Ленни узнает вздует как тогда вздул кровь на полу кровь на столе трёшь трёшь не оттереть не увидал бы кто а этот тоже хорош все хороши валят подол задирают потом в живот ногами не скажу ни слова не скажу ни про стариков ни про что шериф страшный запретил
— Прощайте, сударыня.
В Гильдии Репейник стоял на хорошем счету. Чтобы узнать правду, ему не надо было часами допрашивать подозреваемых и свидетелей. Хватало легкого, секундного касания. С этим связывались всего три небольших трудности. Во-первых, на службе часто болела голова. Во-вторых, дикая мешанина в чужих мыслях позволяла узнать правду, но далеко не всегда ту, что нужно, и никогда — всю целиком. А, в-третьих, приходилось скрывать свои умения не только от тех, кого допрашивал, но и от начальства, и от коллег. Ублюдкам место в цирке или в виварии, а уж никак не в Островной Гильдии Сыщиков.
— Покой тебе, дедуля! Утро-то погожее нынче, а?
— Ступай, куда шёл…
— Может, перекинемся словечком?
— Ступай, говорят.
— Вот у меня тоже дедуля был, всё, помню, со мной, мальцом побалакать любил.
— Сту-пай! Кхе-кхе… Кха! Кххха!!
— Вот и закашлялись уже. Дайте-ка по спине постучу.

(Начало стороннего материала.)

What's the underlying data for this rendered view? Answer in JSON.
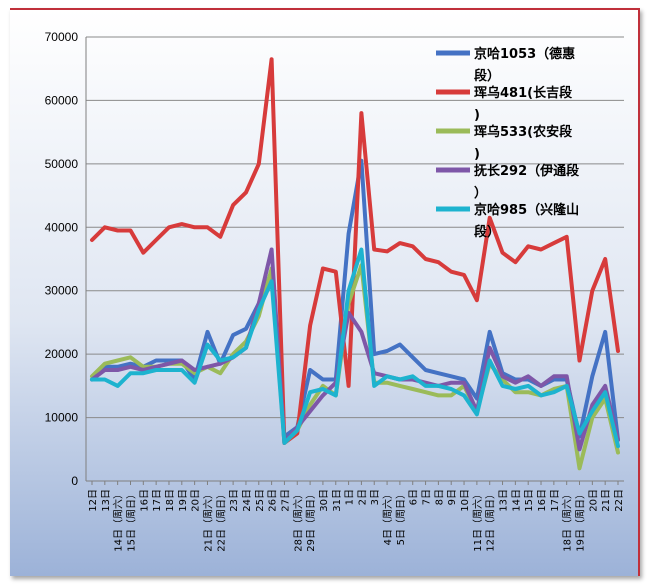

стоит тут солнышко загородил говнюк как раз спину разломило как танцевал молодой был теперь старый помирать скоро всем помирать все помрут и ты говнюк помрешь и старики те помрут как я может пораньше еще а я жить буду только шериф бы не пришел боюсь родители старики про стариков не говорить да пошли вы всех переживу
— Ладно, дед, будь здоров. Не кашляй.
После войны, которая едва не привела мир к гибели, собранные наспех правительства раз и навсегда постановили: «новая жизнь — без богов и волшебства». Потом, разумеется, издали сотню указов, закреплявших право на боевую магию за армиями, право на магию связи — за высшими чиновниками; стали выдавать лицензии на врачебную магию… Словом, власти поделили скудное наследие богов между самыми богатыми и сильными, а простому люду достались лишь законы да налоги. Пользоваться магией в любом виде было запрещено. За это полагалась тюрьма или рудники. Так что обычному сыщику не стоило признаваться, что с помощью собственных природных чар он вытягивает из людей сокровенные мысли.